On the Chinese workers in Russia, the Russian government has agreed to discuss improvements with the embassy. Over several days I have met with the various organisations for joint discussions. Due to the political reforms, most consider submitting to my request to establish a contract. Shortly thereafter [unsure of name – ed.] said they heard that Beijing has planned a unified contract. As soon as a draft of that contract had been received, after due consideration of the circumstances, further clarification and discussion could take place. Now, if Beijing does have a unified contract planned, it would be best to take this opportunity to consult the regulations for Russian workers and discuss it with them, since their social groups are exuberantly proclaiming egalitarianism.Telegram from Liu Jingren, 11 May 1917 (sent 8 May). Zhong-e guanxi shiliao, Minguo jiunian zhi banian (1917-1919). E zhengbian yu yiban jiaoshe (1), p. 95.
The Foreign Ministry responded in kind, with a terse note of approval.
With the Russian workers in power, one can indeed take the opportunity to discuss and change how labourers are protected. Most crucial is that wages and treatment should be identical to those of Russian workers. The Ministry will send a sample draft contract separately.Telegram to Liu Jingren, 16 May 1917. Zhong-e guanxi shiliao, Minguo jiunian zhi banian (1917-1919). E zhengbian yu yiban jiaoshe (1), p. 96.

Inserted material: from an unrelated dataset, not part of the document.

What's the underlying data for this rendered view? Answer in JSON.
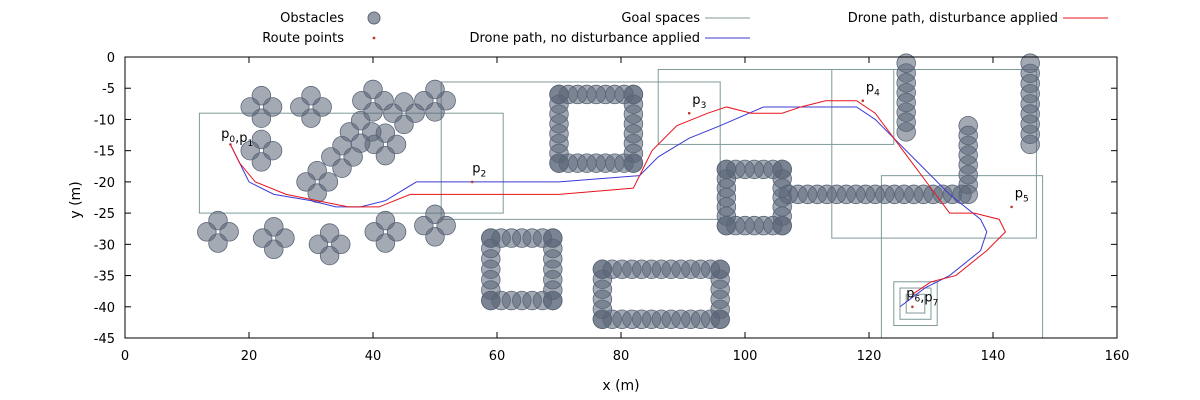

The message from both Liu and the Foreign Ministry is clear: With the socialists now in the ascendancy, the Chinese could harness their rhetoric of equality and labour to protect Chinese wartime workers in Russia. A previous document has shown that the issue of Chinese labourers was of great concern to Liu. He was well aware of their poor wages and working conditions, although powerless to act. The April Crisis furnished an ideal opportunity to rectify matters and enforce employment contracts for all Chinese recruits.
This exchange between Liu and the Ministry demonstrates how Chinese diplomats did not merely “observe and report” on the revolutionary situation. Instead, they perceived the events in Russia as a chance for the Chinese community – if not the nation – to achieve prior goals, from the welfare of migrant workers to the “recovery” of rights and territories seen as “lost” to the Russians. Both men on the spot such as Liu and the government in Beijing shared this sense of opportunism. To that end, the events in Russia collided with Chinese aspirations and agency, with far-reaching consequences outside the borders of Russia itself.